By Clement Nwoji, Abuja
The Nigerian Electricity Regulatory Commission (NERC) has to date approved a total of N49 billion from Meter Acquisition Fund (MAF) for Distribution Companies (DisCos) to facilitate metering of all customers under Bands A and B categories at no cost to them.
NERC disclosed this in its Order ”
on the Operationalisation of “Tranche B” of the Meter Acquisition Fund” dated 30th day of September 2025 and jointly signed by the NERC Vice Chairman, Musiliu O. Oseni and the Commissioner Legal, Licensing & Compliance, Dafe C. Akpeneye, made available to the media on Wednesday.
Giving breakdown of the releases of funds accrued under MAF, NERC explained that in April 2024, out of the accrued sum of N21,864,851,725, it released the sum of N21 billion to the DisCos for the procurement of meters under the first tranche of the MAF scheme.
The latest release was the sum of N28 billion under tranch B of MAF scheme.
According to the NERC Order,
“While the NESI is expected to mobilise significant capital investment for metering through the revenue streams created under the MAF framework,
there is an urgent and compelling need to accelerate the closure of the metering gap for all customers currently classified under Tariff Band A to safeguard revenue protection and enable effective demand-side management.
“As of the April 2024 market settlement cycle, the sum of NGN
21,864,851,725 (Twenty-One Billion, Eight Hundred and Sixty-Four Million, Eight Hundred and Fifty-One Thousand, Seven Hundred and Twenty-Five Naira only) had accrued and was made available for the procurement of meters under the first tranche of the MAF scheme.
“The Commission approved the use of the sum of NGN21,000,000,000
(Twenty-One Billion Naira) only from the accrued amount apportioned pro rata to the contributions of the DisCos, for the procurement and installation of meters under Tranche A of the MAF scheme, which concluded on 30 June 2025.
” The Commission has further approved the deployment of the sum of NGN28,000,000,000 (Twenty-Eight Billion Naira) for Tranche B of the MAF Scheme.
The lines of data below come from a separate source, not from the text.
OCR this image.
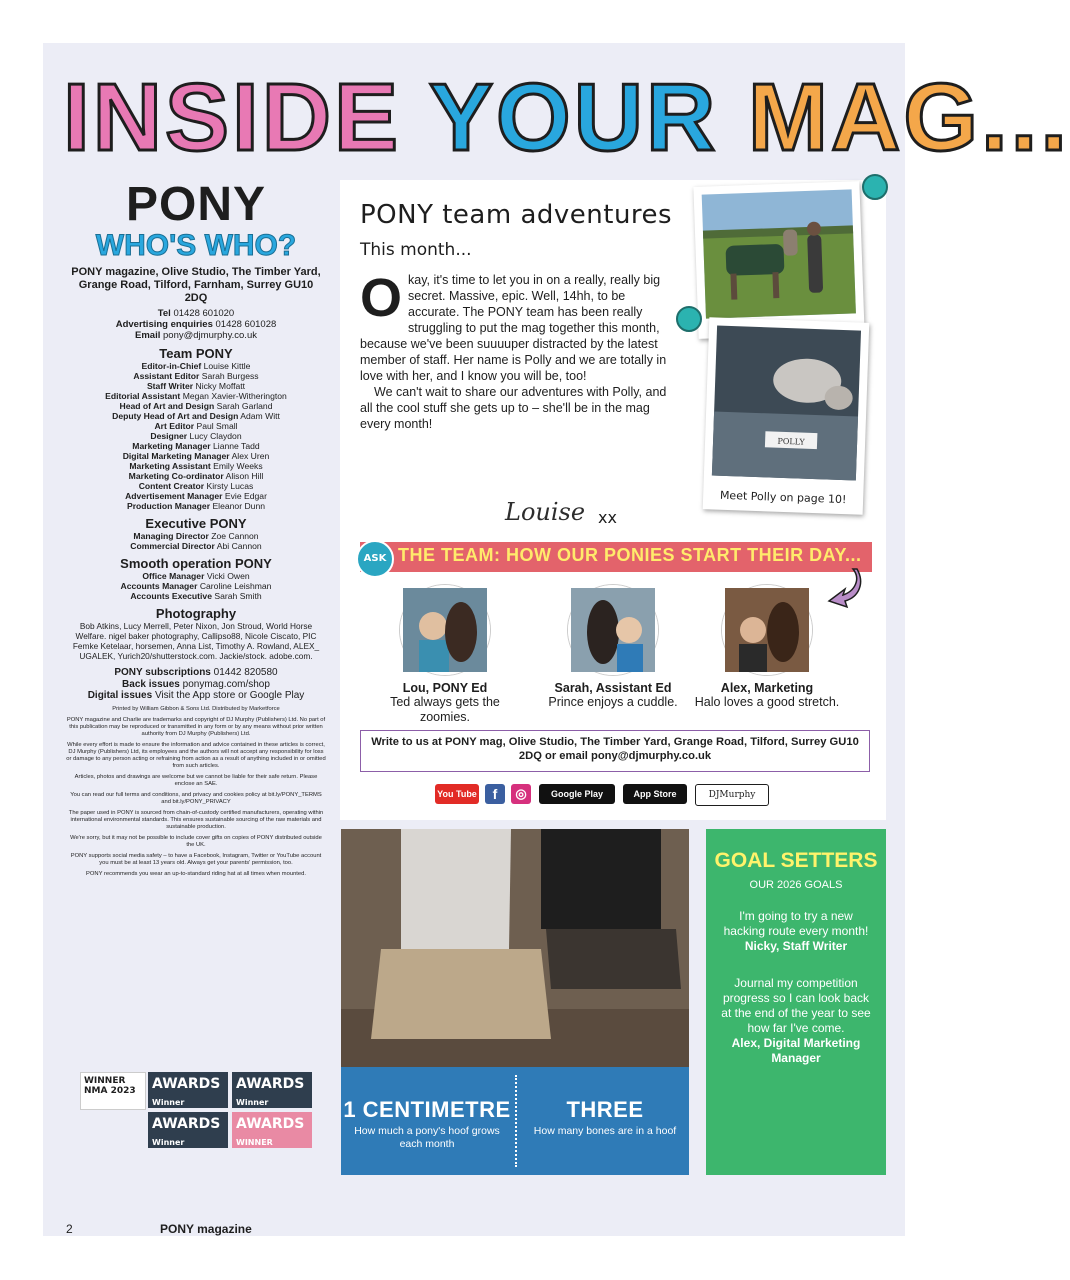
INSIDE YOUR MAG...
PONY
WHO'S WHO?
PONY magazine, Olive Studio, The Timber Yard, Grange Road, Tilford, Farnham, Surrey GU10 2DQ
Tel 01428 601020
Advertising enquiries 01428 601028
Email pony@djmurphy.co.uk
Team PONY
Editor-in-Chief Louise Kittle
Assistant Editor Sarah Burgess
Staff Writer Nicky Moffatt
Editorial Assistant Megan Xavier-Witherington
Head of Art and Design Sarah Garland
Deputy Head of Art and Design Adam Witt
Art Editor Paul Small
Designer Lucy Claydon
Marketing Manager Lianne Tadd
Digital Marketing Manager Alex Uren
Marketing Assistant Emily Weeks
Marketing Co-ordinator Alison Hill
Content Creator Kirsty Lucas
Advertisement Manager Evie Edgar
Production Manager Eleanor Dunn
Executive PONY
Managing Director Zoe Cannon
Commercial Director Abi Cannon
Smooth operation PONY
Office Manager Vicki Owen
Accounts Manager Caroline Leishman
Accounts Executive Sarah Smith
Photography
Bob Atkins, Lucy Merrell, Peter Nixon, Jon Stroud, World Horse Welfare. nigel baker photography, Callipso88, Nicole Ciscato, PIC Femke Ketelaar, horsemen, Anna List, Timothy A. Rowland, ALEX_ UGALEK, Yurich20/shutterstock.com. Jackie/stock. adobe.com.
PONY subscriptions 01442 820580
Back issues ponymag.com/shop
Digital issues Visit the App store or Google Play
Printed by William Gibbon & Sons Ltd. Distributed by Marketforce
PONY magazine and Charlie are trademarks and copyright of DJ Murphy (Publishers) Ltd. No part of this publication may be reproduced or transmitted in any form or by any means without prior written authority from DJ Murphy (Publishers) Ltd.
While every effort is made to ensure the information and advice contained in these articles is correct, DJ Murphy (Publishers) Ltd, its employees and the authors will not accept any responsibility for loss or damage to any person acting or refraining from action as a result of anything included in or omitted from such articles.
Articles, photos and drawings are welcome but we cannot be liable for their safe return. Please enclose an SAE.
You can read our full terms and conditions, and privacy and cookies policy at bit.ly/PONY_TERMS and bit.ly/PONY_PRIVACY
The paper used in PONY is sourced from chain-of-custody certified manufacturers, operating within international environmental standards. This ensures sustainable sourcing of the raw materials and sustainable production.
We're sorry, but it may not be possible to include cover gifts on copies of PONY distributed outside the UK.
PONY supports social media safety – to have a Facebook, Instagram, Twitter or YouTube account you must be at least 13 years old. Always get your parents' permission, too.
PONY recommends you wear an up-to-standard riding hat at all times when mounted.
WINNER NMA 2023	AWARDS
Winner
AWARDS
Winner
AWARDS
Winner
AWARDS
WINNER
2	PONY magazine
PONY team adventures
This month...

Okay, it's time to let you in on a really, really big secret. Massive, epic. Well, 14hh, to be accurate. The PONY team has been really struggling to put the mag together this month, because we've been suuuuper distracted by the latest member of staff. Her name is Polly and we are totally in love with her, and I know you will be, too!

We can't wait to share our adventures with Polly, and all the cool stuff she gets up to – she'll be in the mag every month!

Louise xx
POLLY
Meet Polly on page 10!
ASK THE TEAM: HOW OUR PONIES START THEIR DAY...
Lou, PONY Ed
Ted always gets the zoomies.
Sarah, Assistant Ed
Prince enjoys a cuddle.
Alex, Marketing
Halo loves a good stretch.
Write to us at PONY mag, Olive Studio, The Timber Yard, Grange Road, Tilford, Surrey GU10 2DQ or email pony@djmurphy.co.uk
You Tube	f	◎	Google Play	App Store	DJMurphy
1 CENTIMETRE
How much a pony's hoof grows each month
THREE
How many bones are in a hoof
GOAL SETTERS
OUR 2026 GOALS
I'm going to try a new hacking route every month!
Nicky, Staff Writer
Journal my competition progress so I can look back at the end of the year to see how far I've come.
Alex, Digital Marketing Manager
These funds shall be allocated in proportion to the respective contributions of the DisCos, and are intended to meter all outstanding unmetered Band A customers while also expediting the closure of the metering gap for customers currently classified under Tariff Band B.
“DisCos shall utilise NGN28,000,000,000 (Twenty-Eight Billion Naira only) of the MAF scheme for Tranche B apportioned in accordance with their respective contributions as at the July 2025 market settlement and detailed in Schedule 1, for the procurement and installation of meters for unmetered Band ‘A’ and ‘B’ customers within their franchise areas.
“All the meters to be procured and installed under the MAF framework shall be provided at no cost to the customers.”
To ensure input of local content into the Meter acquisition processes by the DisCos, NERC mandated that Meter Asset Providers shall, among other things, provide evidence of a Memorandum of Understanding (“MoU”) with a local meter manufacturer or assembler (“LMMA”) for the fulfilment of a minimum 30% local content threshold.
“Upon securing orders for meters from DisCos, eligible MAPs shall submit evidence in support of the
fulfilment of the minimum threshold of 30% local content, Hold a valid MAP Permit issued by the Commission and Submit details of proposed meter installers with valid NERC certification as a Meter Service Provider (“MSP”) for the installation of meters”, the Commission further directed.
To avert the prevailing controversies over relocation of meters in residential places, NERC ordered that “Where a DisCo elects to move an existing customer’s connection point to a
pole or high wall to ensure revenue protection, such DisCo shall bear the cost for the relocation.”
The Commission indicated that its Order shall become effective on 6 October 2025 and may be amended or revoked by subsequent Orders issued by the Nigerian Electricity Regulatory
Commission (“NERC” or the “Commission”).
It would be recalled that a key constraint identified is the inability of Distribution Companies (“DisCos”) to secure financing, whether through debt or additional equity, for the
acquisition and deployment of end-use meters and other critical capital investments.
To mitigate this challenge, the Commission developed and approved the Meter Acquisition Fund (“MAF” or the “Fund”).
The MAF was designed to offset the impact of DisCos’ limited creditworthiness on metering deployment across NESI.
The Fund establishes a credible revenue stream from market collections, which can serve as leverage for utilities to secure long-term financing.
The Fund is managed by a Fund Manager (“FM”) under terms and conditions negotiated by the DisCos and approved by the Commission.
Deployment of funds under the MAF scheme are intended to accelerate meter roll-out and close the existing metering gap, reduce commercial and collection losses for DisCos, enhance service quality, and improve customer satisfaction.